POLITIQUE

Vote par anticipation: toute une différence pour la CAQ

20/05/2014 12:50 EDT | Actualisé 20/07/2014 05:12 EDT
CP

Si les scrutateurs du Directeur général des élections n'avaient pas tenu compte du vote par anticipation le 7 avril dernier, le gouvernement que dirige Philippe Couillard n'aurait été majoritaire que par deux sièges et la Coalition avenir Québec (CAQ) aurait formé l'opposition officielle. C'est ce qui ressort de l'analyse des données sur le vote par anticipation mises en ligne par le Directeur général des élections.

Un texte de Hugo Lavallée Twitter Courriel

Dans la majorité des 125 circonscriptions du Québec, le parti qui a remporté le vote par anticipation est le même que celui qui a reçu le plus grand nombre de votes le jour du scrutin. Cependant, dans 12 circonscriptions, le résultat de l'élection aurait été différent, n'eût été le vote par anticipation.
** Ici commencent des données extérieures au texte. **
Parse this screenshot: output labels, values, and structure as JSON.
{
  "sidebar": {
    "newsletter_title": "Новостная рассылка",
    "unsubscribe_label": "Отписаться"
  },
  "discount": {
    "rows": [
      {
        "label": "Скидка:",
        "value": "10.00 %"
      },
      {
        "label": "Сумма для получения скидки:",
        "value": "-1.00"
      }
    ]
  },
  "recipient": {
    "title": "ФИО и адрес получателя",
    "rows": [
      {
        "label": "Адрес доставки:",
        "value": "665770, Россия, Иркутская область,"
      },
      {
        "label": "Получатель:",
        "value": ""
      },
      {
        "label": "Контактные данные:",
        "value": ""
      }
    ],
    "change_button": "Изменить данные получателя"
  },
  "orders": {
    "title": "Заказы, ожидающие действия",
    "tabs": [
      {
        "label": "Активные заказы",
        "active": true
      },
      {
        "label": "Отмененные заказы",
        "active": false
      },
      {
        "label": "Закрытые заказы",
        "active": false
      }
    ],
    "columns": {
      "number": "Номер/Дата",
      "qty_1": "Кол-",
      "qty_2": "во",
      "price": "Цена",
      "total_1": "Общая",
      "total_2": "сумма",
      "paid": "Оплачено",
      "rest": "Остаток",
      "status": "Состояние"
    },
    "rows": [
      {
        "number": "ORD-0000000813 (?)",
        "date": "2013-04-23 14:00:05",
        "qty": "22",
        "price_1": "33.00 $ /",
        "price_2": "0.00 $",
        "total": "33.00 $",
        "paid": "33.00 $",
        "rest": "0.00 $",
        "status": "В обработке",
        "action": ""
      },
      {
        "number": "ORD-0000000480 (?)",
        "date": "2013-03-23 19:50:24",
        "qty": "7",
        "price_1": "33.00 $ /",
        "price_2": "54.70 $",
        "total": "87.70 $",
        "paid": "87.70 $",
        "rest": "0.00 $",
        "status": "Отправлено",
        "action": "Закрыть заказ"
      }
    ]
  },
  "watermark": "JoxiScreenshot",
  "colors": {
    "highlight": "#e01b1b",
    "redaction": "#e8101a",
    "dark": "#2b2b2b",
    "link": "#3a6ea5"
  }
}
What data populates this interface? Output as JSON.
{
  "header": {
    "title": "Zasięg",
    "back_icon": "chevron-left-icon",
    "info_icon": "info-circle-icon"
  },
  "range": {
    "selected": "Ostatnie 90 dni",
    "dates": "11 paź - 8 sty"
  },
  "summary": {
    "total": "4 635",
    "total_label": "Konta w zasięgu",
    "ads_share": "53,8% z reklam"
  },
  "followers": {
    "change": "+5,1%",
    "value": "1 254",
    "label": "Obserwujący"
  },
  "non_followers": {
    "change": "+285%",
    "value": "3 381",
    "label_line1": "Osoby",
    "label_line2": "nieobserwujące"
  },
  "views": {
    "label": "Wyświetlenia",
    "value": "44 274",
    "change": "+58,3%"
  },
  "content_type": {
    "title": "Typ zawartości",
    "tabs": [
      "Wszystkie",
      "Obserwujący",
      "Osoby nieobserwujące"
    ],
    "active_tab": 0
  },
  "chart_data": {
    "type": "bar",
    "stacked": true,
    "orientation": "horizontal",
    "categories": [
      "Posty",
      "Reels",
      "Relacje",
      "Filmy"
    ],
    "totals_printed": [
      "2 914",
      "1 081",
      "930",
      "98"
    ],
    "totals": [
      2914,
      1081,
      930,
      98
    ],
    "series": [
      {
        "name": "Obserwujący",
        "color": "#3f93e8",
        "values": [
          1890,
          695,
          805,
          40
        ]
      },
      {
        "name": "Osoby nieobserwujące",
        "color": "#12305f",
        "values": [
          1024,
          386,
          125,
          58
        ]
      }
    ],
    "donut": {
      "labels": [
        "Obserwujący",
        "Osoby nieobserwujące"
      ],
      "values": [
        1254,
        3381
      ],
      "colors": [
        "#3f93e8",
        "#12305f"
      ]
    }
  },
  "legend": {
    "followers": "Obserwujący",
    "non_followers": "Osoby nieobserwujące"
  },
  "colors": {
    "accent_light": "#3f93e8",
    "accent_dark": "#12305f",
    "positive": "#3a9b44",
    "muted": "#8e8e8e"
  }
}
C'est notamment le cas dans plusieurs circonscriptions de la banlieue de Montréal et de la région de Québec. Par exemple, le Parti libéral a remporté la circonscription de Portneuf avec 1059 voix de majorité. Toutefois, lorsqu'on examine les résultats de plus près, on constate que, le jour même du vote, c'est plutôt la CAQ qui a reçu le plus grand nombre de voix (9555 contre 8361 pour le PLQ). Le Parti libéral n'a pu remporter la victoire dans cette circonscription que grâce aux nombreux électeurs qui l'ont appuyé au moment du vote par anticipation.

En examinant les chiffres de plus près, on constate que c'est la CAQ qui aurait fait les gains les plus substantiels si on n'avait pas tenu compte du vote par anticipation. Ainsi, la CAQ aurait remporté 10 circonscriptions additionnelles, majoritairement au détriment du Parti libéral (6 circonscriptions), mais également au détriment du Parti québécois (4 circonscriptions). Libéraux et péquistes se seraient pour leur part échangé une circonscription électorale chacun. Résultat : le PLQ aurait terminé premier avec 64 sièges, la CAQ deuxième avec 32 sièges et le PQ troisième avec 26 sièges. Québec solidaire aurait conservé ses trois députés.

Comme l'explique le politologue Alain Noël de l'Université de Montréal, deux phénomènes difficiles à départager peuvent expliquer ces différences de résultat. « Les gens qui votent par anticipation n'ont pas nécessairement le même profil que les gens qui votent à la date de l'élection, ce qui peut expliquer des différences, et évidemment, ils n'ont pas les mêmes informations non plus, puisque la campagne se poursuit pendant une dizaine de jours par la suite [...]. À savoir lequel de ces deux effets-là est prédominant, c'est plus difficile à dire », explique-t-il.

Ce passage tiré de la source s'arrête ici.